A lawyer in the southern city of Shenzhen told me he was furious when a surveillance camera was installed in front of his apartment door during a home quarantine and when his building was locked after a neighbour tested positive this year. There was nothing he could do. He bought a ladder so he could escape next time.
Some lawyers and legal scholars voiced their concerns that some pandemic control measures are obvious violations of the law.
“The destruction of the rule of law is a far worse social pandemic than a biological pandemic,” wrote Zhao Hong, a law professor in Beijing.
No one in leadership has listened. Nor have they listened to medical experts who have said the omicron variant of the coronavirus is much milder, though more infectious, than previous versions and that China should recalibrate its “zero-COVID” policy. Nor did they listen to economists and entrepreneurs worried about a potential recession. Many articles with professional opinions were censored.
As those in Shanghai and the rest of China lost their rights, the middle class experienced a great disillusionment.
“It came as a big shock,” said Minxin Pei, professor of government at Claremont McKenna College who grew up in Shanghai. “For them the unimaginable happened.” But he thinks that it could be a good political lesson. “Freedom is a strange thing. You don’t usually realize how precious it is until you have lost it.”

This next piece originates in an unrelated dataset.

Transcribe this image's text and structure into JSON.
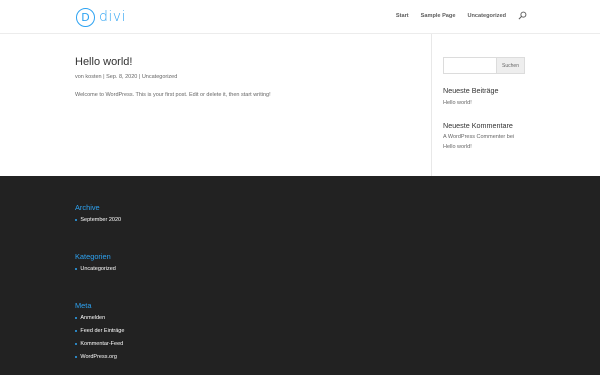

Sun Zhe, editorial director of a fashion magazine in Shanghai, has been reflecting on his life choices. “I’ll stop all unnecessary shopping. I’ll stop working hard. It was all a lie,” he wrote on his verified Weibo account. “The affluent, decent middle-class lifestyle that we managed to attain with hard work, intelligence and luck was smashed into pieces in the glorious anti-pandemic campaign.”
“Prosperity is only for decoration,” he continued. “After all, there are luxury shopping malls and hotels in North Korea, too.”